Cornerstones: The Making of a Tabernacle

by Susan Steadman, Artist & Friend of SJV

Taken from the Hebrew word for “dwelling,” the tabernacle is the place of reservation for the Eucharist – the Most Blessed Sacrament. It is in Our Lord’s true presence that a man discerning priesthood can most clearly hear the voice of Jesus say, “Do not be afraid. Come and follow me.”

The door of the tabernacle was carved by Paul Sirba, nephew of the late Bishop Paul Sirba, who as an alumnus of SJV served as a spiritual director and sent men here as Bishop of the Diocese of Duluth.
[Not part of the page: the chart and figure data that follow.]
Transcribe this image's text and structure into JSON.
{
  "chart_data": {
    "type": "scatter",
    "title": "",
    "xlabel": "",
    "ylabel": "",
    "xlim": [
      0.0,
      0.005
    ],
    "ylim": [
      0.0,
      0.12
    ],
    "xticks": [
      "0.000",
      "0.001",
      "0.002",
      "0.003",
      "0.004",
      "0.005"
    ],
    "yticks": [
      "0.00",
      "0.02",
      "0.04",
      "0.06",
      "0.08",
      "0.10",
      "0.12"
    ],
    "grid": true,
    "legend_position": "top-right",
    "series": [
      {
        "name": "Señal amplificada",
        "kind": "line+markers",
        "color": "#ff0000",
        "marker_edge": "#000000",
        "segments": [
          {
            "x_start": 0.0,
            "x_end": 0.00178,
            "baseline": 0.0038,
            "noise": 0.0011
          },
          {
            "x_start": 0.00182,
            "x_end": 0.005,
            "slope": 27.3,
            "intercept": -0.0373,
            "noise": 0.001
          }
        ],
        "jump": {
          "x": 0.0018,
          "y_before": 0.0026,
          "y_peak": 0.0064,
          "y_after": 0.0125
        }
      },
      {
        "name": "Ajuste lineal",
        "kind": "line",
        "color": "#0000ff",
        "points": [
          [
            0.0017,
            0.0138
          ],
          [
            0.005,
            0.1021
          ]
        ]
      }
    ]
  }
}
“How is it that the God of Abraham and Isaac should ordain that I, so unworthy, should fashion the very door of His inner seminary chamber? Yet how much more the blessed hands of the priest that shall frequent it? What a complete honor to contribute to such a focal point for the cause of our future priests. I am ever amazed at God’s hand in it all,” Paul said.

The pelican feeding her chicks is an ancient Christian symbol of the Eucharist. When food is in short supply, the pelican pierces its breast with its sharp, pointed beak as the side of Jesus is pierced by a sharp, pointed lance. Blood flows from the pelican’s breast, and blood flows from Jesus’ side. The mother’s blood is drink for her chicks, and the blood of Jesus is “true drink.” The mother gives her life that her chicks might live, and Jesus lays down his life that we might live. The mother’s blood saves the lives of the chicks as the blood of Jesus is salvation and eternal life to those who receive it. Because of these striking similarities, the mother pelican and her chicks have come to represent the Eucharist as well as redemption and salvation.